The Mandarin-speaking Rudd has made engagement with Asia a key priority of his foreign policy since his election in November and last month he called Australia’s relationship with Indonesia “one of our closest and most valued.”

He has been criticized at home for “snubbing” traditional partners such as Indonesia and Japan in favor of China, the destination for his first Asia visit as prime minister in March.

But analysts said Indonesia was not as sensitive to the Australian’s sinophilia as Japan and point to a rapport he already seems to have established with President Susilo Bambang Yudhoyono, whom he was to meet on Friday.

“I think this will be about a deepening of their personal relationship now that Rudd is in office as prime minister,” Andrew MacIntyre, from the Australian National University, said.

“Likewise, I think they will be looking both to see what more they can do with the bilateral relationship.”

A key part of Rudd’s visit will be to garner support from Yudhoyono for a plan to establish an Asia-Pacific Community inspired by the European Union, MacIntyre said.

The roughly sketched plan, which Rudd unveiled in a speech last week, would see a community including the massive economies of China, India, the United States and Japan established by 2020.

“Without Indonesia’s agreement, (the plan) won’t proceed,” MacIntyre said.

Yudhoyono spokesman Dino Patti Djalal has said Jakarta is looking closely at the proposal.

“We are actively reading the idea proposed by the prime minister and we will look forward to hearing more about it when the president meets him,” he said last week.

But like every meeting between Australian and Indonesian leaders, Rudd and Yudhoyono’s talks will attempt to build a relationship strong enough to weather prickly disagreements that routinely sully ties.

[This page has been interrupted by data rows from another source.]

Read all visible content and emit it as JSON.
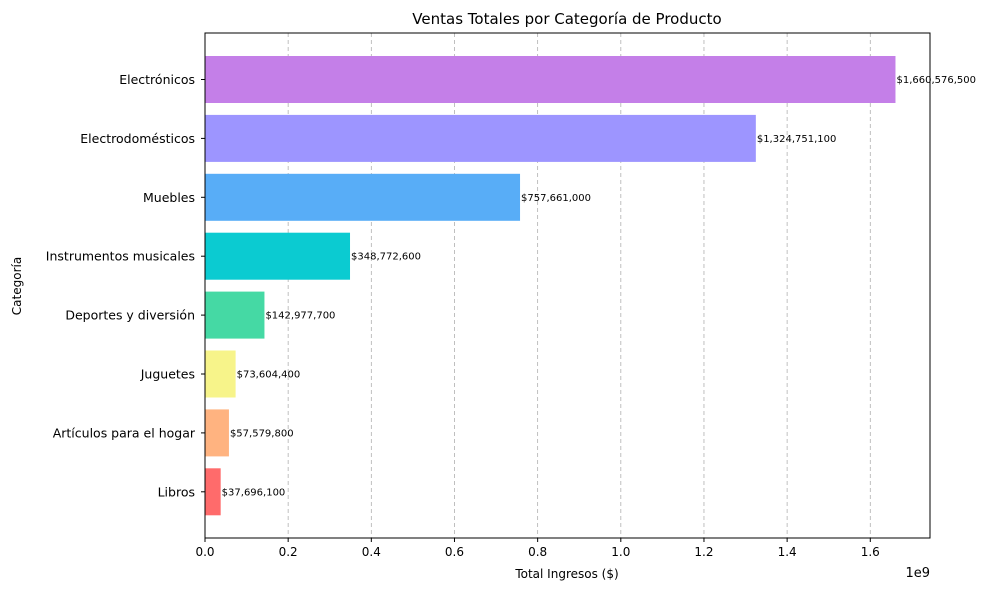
{
  "chart_data": {
    "type": "bar",
    "orientation": "horizontal",
    "title": "Ventas Totales por Categoría de Producto",
    "xlabel": "Total Ingresos ($)",
    "ylabel": "Categoría",
    "x_offset_label": "1e9",
    "xlim": [
      0,
      1743600000.0
    ],
    "x_ticks": [
      0,
      0.2,
      0.4,
      0.6,
      0.8,
      1.0,
      1.2,
      1.4,
      1.6
    ],
    "x_tick_labels": [
      "0.0",
      "0.2",
      "0.4",
      "0.6",
      "0.8",
      "1.0",
      "1.2",
      "1.4",
      "1.6"
    ],
    "x_tick_scale": 1000000000.0,
    "grid": "x-dashed",
    "categories": [
      "Electrónicos",
      "Electrodomésticos",
      "Muebles",
      "Instrumentos musicales",
      "Deportes y diversión",
      "Juguetes",
      "Artículos para el hogar",
      "Libros"
    ],
    "values": [
      1660576500,
      1324751100,
      757661000,
      348772600,
      142977700,
      73604400,
      57579800,
      37696100
    ],
    "value_labels": [
      "$1,660,576,500",
      "$1,324,751,100",
      "$757,661,000",
      "$348,772,600",
      "$142,977,700",
      "$73,604,400",
      "$57,579,800",
      "$37,696,100"
    ],
    "colors": [
      "#c47fe8",
      "#9d95ff",
      "#58adf7",
      "#0bcbd1",
      "#45d9a4",
      "#f7f48a",
      "#ffb380",
      "#ff6b6b"
    ]
  }
}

A 2006 row over Papua’s independence movement saw Indonesia withdraw its ambassador to Canberra and newspapers in both countries trade offensive cartoons depicting the other country’s leader as a copulating dog.

One of the most emotional issues for Australians, which could define Rudd’s dealings with Jakarta, is the murder of five Australia-based journalists in East Timor during the Indonesian military’s 1975 invasion.

An Australian coroner last year found that the so-called “Balibo Five” were executed by Indonesian special forces soldiers, and referred the case to the attorney-general for possible a war crimes prosecution.

This could mean an imminent request for the extradition of suspects including retired officers Christoforus da Silva and Yunus Yosfiah, a former minister.

Yuhdoyono’s administration has signalled it will refuse any extradition request. An attempt by Australian police to question a former Jakarta governor during a visit to Sydney last year prompted street protests here.

Analysts said Rudd would remind Yudhoyono of Australia’s opposition to the death penalty as three Australian drug smugglers await execution in an Indonesian prison.

Yudhoyono would probably press Australia to lift a long-standing travel ban slapped on Indonesia in the wake of 2002 bombings on the holiday island of Bali that claimed the lives of 88 Australians, MacIntyre said.